By Cyril Tuohy
Financial advisors who want to boost yields on bond portfolios may consider a range of alternative investment strategies. These strategies can improve the performance of fixed-income portfolios.
Some of the alternative investment categories are “absolute return,” “distressed debt,” “equity market neutral,” “event-driven” or “equity hedge.”
Other categories are “merger arbitrage,” “macro CTA” and “relative arbitrage,” said Steve Young, chief investment officer and senior vice president of the asset management group for Curian Capital, the asset management subsidiary of Jackson National.
The alternative strategies are designed to improve portions of a bond portfolio in a rising interest rate environment, which has been the case since last spring. Advisors, however, should use these strategies only to complement a portion – up to 30 percent – of a client’s bond portfolio.
“For investors that need the potential to earn something more than money market yields, that's where the eight alternative investment categories come in,” Young said in an interview with InsuranceNewsNet.
With the 10-year Treasury note yielding less than 3 percent, investors and their advisors would love to eke out more from their life insurance policies and their annuity contracts. “For investors that need the potential to earn something more than money market yields, that’s where the eight alternative investment categories come in,” he said.
As a group, Young said, those eight alternative investment strategies “fared measurably better” than investment-grade bonds.

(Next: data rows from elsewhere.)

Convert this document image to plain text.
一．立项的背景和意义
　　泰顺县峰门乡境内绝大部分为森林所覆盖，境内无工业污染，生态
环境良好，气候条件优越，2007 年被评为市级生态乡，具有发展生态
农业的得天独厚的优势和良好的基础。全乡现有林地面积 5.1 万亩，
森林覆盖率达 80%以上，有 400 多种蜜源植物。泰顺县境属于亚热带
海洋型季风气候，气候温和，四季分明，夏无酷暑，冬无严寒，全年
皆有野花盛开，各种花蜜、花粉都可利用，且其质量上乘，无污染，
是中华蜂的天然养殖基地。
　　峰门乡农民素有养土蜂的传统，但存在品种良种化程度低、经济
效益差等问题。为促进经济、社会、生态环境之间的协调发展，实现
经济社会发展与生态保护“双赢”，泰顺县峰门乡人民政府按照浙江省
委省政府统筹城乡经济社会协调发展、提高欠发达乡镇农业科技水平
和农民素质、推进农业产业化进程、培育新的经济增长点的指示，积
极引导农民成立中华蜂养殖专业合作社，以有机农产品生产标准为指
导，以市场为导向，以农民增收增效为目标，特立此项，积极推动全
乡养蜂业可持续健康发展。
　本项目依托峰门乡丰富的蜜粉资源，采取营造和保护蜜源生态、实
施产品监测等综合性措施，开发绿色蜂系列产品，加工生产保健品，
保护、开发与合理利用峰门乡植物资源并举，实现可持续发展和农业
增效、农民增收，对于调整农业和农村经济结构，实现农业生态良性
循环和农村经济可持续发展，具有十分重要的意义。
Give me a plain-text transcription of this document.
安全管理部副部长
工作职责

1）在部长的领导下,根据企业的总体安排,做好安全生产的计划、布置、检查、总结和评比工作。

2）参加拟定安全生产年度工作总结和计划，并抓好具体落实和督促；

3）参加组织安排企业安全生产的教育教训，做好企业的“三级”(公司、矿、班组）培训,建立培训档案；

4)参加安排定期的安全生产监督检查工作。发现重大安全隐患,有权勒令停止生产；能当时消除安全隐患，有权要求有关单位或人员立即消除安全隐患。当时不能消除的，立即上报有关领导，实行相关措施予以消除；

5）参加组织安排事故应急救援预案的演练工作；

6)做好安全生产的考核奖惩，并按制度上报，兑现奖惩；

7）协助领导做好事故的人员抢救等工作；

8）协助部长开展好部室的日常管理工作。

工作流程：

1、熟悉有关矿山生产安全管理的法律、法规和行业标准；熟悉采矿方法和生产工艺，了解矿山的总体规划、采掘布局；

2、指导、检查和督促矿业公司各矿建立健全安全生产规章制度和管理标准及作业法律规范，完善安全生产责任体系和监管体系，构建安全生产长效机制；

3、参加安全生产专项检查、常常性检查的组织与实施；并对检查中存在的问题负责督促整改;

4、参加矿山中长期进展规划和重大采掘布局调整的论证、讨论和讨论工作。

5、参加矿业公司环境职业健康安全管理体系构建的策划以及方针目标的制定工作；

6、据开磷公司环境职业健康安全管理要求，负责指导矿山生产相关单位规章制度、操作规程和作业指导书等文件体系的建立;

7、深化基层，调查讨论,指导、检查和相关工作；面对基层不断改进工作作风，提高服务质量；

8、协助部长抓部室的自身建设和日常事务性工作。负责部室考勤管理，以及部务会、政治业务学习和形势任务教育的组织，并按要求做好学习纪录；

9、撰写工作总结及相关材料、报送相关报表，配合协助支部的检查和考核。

Young, one of several experts who spoke last month at Jackson’s Generation Alt Virtual Conference, delivered a presentation titled “Alternatives for Addressing Interest Rate Risk.” The conference was attended by 464 financial advisors.
“We define ‘Generation Alt’ as the new era of investors looking for additional methods to diversify their portfolios, given continued volatility and increased correlations in the market,” Clifford Jack, executive vice president and head of retail for Jackson, said in a statement.
Advisors are more interested in alternative investments today because such investments have become more accessible for retail investors through mutual funds. Within mutual funds, alternative investments are relatively liquid and can be held inside or outside of individual retirement accounts (IRA) and some variable annuities, Young said.
Advisors looking to manage interest rate sensitivity within the bond fund world have options as well, Young added.
One strategy used by bond funds is to shorten both the duration of the bonds and exposure to interest rates.
“Another strategy is for advisors to go outside the U.S. and look for bond funds with international exposure seeking to avoid the interest rate pressures here in the U.S.,” Young said. “Adjustable-rate bond funds can also help reduce the sensitivity to rising rates.”
After months of flat or declining rates, interest rates rose steeply in the second quarter and bond funds suddenly delivered negative returns. This was due to bonds’ well-documented inverse correlation between yield and price.
As a result, advisors found themselves bombarded by clients’ questions about managing bond investments.
That’s when Young began introducing advisors to the “Rule of 1.”
“When it comes to interest rates and bond values, for every 1 percent change in rates there’s an approximate and opposite 1 percent change in the value of bonds for every year of duration of those bonds,” Young said.
In the second quarter, the market saw a full percentage jump in the 10-year Treasury yield and a drop in the price of bonds, Young said.
But that was hardly the end of the bond tale. In September, the Federal Reserve surprised many observers of its stimulus package by not easing back from its monthly purchase of $85 billion worth of bonds. Interest rates subsequently have eased, as well.
“They went from a lot of taper talk, to a taper balk,” Young said.
Jackson’s Generation Alt summit on alternative investments was timely for advisors who heard Young and other professionals talk about alternative strategies.
“They each did a deeper dive of their strategy and why people should be doing something differently in their portfolios and how to go about it,” said Mark Jones, vice president of marketing for Jackson National Life Distributors in Denver.